How much cryptography is actually used in commercial applications? Having hundreds of pages of arcane (but highly interesting!) theory is great, but if it's not applied to real systems, like in banking, then its usefulness is limited, to say the least.
All of Part I and sections 10-15 of Part II are deployed ubiquitously in most of the world today. As is section 22 of Part III (WireGuard, WPA3, TLS, etc. use AKEs).
The rest of it appears to consist of "areas that theoretical cryptographers are refining in preparation for real world use". This is the stuff that will be deployed in the real world come 2030.
So, to answer your question: More than half of it is actually used today, and at least 80% of it will be used soon. If you're going to take a course in this, it's better to be ahead of the curve than behind it. (Otherwise, we'll all be suffering through textbook RSA ad nauseum.)
There's a conference going on right now at Columbia University in New York called Real World Cryptography if you're interested in seeing what the state-of-the-art looks like for real-world deployment.
You're being downvoted because the question looks like snark even if that isn't what you intended.
Other people have answered the direct superficial question: A lot of this stuff is used already to make stuff work. TLS (for HTTPS) has been mentioned, but if you have a work laptop it's probably using Full Disk Encryption, if you use git for revision control the content addressability that makes that possible is only safe with cryptographic hash functions, the reason a bored teenager can't listen in to all your mobile telephone calls is cryptography, the reason it's very hard (and ought to be impossible if they'd done a better job) to use a chip-and-PIN credit card without the PIN is cryptography and so on.
Now the more subtle question: Do you need any of this? Well no for a lot of jobs you don't, just as a car mechanic doesn't need a grasp of aerodynamics to do their job, but if they fancy designing jet aeroplanes that's going to be a problem. This course is about applying cryptography but it isn't an engineering bootstrap course, so it expects you to understand why rather than only learning how.

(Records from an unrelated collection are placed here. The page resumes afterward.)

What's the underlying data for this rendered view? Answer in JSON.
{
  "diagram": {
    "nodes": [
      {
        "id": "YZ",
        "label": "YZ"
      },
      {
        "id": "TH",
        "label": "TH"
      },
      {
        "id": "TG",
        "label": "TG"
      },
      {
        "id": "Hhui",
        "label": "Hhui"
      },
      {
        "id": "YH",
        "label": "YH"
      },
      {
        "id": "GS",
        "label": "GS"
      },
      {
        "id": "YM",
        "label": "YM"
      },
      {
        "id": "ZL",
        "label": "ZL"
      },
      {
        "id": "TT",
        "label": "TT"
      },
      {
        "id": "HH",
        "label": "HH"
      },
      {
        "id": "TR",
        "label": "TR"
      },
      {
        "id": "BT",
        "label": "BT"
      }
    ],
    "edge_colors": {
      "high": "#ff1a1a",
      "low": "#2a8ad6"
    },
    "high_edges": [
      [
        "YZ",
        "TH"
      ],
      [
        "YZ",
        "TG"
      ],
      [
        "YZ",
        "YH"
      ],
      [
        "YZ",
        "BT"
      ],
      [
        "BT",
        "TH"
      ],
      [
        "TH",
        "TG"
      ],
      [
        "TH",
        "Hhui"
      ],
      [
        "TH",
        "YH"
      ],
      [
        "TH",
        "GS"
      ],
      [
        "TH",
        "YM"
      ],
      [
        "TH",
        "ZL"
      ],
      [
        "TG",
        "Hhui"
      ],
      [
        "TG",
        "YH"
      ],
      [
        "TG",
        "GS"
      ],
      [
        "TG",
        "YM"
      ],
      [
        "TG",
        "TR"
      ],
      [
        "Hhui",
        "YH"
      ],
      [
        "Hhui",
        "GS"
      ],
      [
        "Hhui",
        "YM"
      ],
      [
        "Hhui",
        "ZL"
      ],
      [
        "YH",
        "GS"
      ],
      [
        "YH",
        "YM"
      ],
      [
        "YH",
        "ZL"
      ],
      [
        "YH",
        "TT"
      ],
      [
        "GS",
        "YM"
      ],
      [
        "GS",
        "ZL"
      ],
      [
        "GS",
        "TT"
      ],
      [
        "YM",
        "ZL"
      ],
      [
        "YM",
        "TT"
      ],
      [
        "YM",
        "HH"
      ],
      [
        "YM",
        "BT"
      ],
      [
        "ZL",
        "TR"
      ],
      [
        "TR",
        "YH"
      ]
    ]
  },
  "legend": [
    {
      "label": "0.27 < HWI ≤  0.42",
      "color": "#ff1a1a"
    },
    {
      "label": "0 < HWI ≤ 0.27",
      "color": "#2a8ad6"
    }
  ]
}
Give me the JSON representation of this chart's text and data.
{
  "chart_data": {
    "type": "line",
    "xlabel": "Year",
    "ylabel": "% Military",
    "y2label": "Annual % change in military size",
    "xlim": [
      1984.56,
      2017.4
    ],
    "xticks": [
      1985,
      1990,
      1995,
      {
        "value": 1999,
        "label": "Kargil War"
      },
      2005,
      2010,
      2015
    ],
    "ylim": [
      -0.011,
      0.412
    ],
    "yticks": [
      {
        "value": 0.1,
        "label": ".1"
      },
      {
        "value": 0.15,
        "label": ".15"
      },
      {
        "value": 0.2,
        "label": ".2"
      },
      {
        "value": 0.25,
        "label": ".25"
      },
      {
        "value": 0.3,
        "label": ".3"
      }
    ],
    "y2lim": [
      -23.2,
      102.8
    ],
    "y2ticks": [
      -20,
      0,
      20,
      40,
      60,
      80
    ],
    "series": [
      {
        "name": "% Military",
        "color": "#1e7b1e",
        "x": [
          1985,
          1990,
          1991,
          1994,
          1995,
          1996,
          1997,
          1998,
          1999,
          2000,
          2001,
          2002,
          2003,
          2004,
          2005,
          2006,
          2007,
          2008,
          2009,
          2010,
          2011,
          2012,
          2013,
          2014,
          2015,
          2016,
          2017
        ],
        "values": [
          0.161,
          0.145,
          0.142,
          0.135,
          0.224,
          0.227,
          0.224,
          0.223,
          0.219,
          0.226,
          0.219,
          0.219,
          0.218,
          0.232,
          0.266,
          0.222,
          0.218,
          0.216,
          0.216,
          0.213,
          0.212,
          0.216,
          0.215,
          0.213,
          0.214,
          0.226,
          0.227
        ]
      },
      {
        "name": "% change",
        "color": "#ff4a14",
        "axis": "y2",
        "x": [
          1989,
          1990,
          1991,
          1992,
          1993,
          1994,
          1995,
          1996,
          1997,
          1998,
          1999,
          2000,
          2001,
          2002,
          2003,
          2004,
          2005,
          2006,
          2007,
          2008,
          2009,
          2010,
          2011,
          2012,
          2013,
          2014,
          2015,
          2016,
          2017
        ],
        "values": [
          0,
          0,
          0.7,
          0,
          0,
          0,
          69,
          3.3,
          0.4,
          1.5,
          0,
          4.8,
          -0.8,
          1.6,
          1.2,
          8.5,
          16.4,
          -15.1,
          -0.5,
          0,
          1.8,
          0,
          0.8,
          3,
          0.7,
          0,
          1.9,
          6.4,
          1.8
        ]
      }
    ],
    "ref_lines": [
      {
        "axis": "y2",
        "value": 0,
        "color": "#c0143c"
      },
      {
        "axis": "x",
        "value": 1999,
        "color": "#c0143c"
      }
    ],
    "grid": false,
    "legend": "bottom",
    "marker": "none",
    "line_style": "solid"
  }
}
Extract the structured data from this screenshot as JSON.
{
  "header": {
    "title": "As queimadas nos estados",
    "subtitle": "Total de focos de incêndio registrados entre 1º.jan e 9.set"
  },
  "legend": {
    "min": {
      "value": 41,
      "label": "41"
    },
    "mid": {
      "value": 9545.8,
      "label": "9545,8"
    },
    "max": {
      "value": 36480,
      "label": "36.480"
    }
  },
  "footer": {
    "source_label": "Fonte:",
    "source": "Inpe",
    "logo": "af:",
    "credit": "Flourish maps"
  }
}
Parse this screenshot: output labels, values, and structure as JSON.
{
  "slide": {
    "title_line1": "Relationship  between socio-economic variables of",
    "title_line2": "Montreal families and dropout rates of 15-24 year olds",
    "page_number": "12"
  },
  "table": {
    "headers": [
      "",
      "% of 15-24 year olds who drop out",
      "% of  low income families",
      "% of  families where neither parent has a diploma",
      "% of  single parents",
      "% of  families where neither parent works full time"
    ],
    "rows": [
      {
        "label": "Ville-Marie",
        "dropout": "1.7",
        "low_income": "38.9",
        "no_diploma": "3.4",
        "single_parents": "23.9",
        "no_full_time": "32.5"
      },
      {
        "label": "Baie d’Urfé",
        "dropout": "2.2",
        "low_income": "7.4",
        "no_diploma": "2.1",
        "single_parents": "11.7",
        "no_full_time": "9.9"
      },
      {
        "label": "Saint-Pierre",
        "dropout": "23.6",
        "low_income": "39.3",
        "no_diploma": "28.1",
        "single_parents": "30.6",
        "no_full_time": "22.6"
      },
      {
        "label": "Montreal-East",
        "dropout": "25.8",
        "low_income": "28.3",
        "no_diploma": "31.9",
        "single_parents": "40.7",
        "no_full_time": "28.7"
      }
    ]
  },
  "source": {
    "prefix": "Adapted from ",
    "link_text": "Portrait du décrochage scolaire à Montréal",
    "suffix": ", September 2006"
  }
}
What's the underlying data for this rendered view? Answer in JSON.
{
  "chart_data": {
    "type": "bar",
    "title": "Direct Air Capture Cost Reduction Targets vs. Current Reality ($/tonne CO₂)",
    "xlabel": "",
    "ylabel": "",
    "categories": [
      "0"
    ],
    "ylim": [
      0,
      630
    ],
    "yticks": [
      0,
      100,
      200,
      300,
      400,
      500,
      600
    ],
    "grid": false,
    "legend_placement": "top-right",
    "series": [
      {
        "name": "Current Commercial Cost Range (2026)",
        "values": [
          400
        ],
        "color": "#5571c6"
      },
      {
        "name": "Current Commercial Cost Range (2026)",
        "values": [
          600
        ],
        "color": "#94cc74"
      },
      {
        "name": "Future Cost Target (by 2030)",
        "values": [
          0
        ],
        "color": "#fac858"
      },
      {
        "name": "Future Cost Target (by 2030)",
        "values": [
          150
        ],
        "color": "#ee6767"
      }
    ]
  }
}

You're probably being downvoted because your post can be interpreted as incredulous without a basis in knowledge.
The answer, as others have said, is most of it. In my role in fintech/banking we are indeed using many of these things - digital signatures using traditional or elliptic curve keys, authenticated constructions built of block ciphers and macs, key derivation techniques using stream ciphers etc etc.
While we do not commit the cardinal sin (though shalt not design thy own cryptosystem), knowing how they work can be invaluable to working with them.
Perhaps on Internet yes, but you should also look up Minitel, the 1980s French interactive directory service that, among many other services, provided online banking from home. I think it mostly relied on physical (i.e. closed network) security as opposed to any cryptography.
In the 1990s, French banks apparently considered providing online banking on the open and public Internet as much riskier than on the closed and proven Minitel (and probably quite rightly so).
I Googled for minitel cryptography. The first result was your comment. I suppose that tells me there was no crypto on minitel, as well as that google doesn't miss a beat.
A 4-credit course is $5000 and a 3-credit course is $3900 (don't ask me why the cost per credit for each are not the same). There is also a one-time $200 transcript service fee.
With that said, if your employer has an educational plan that can cover the cost, then it is definitely worth pursuing. I am working on a AI graduate certificate and have just completed CS 221. The level of rigor in instruction and course work is far better than any online MOOC course I've taken.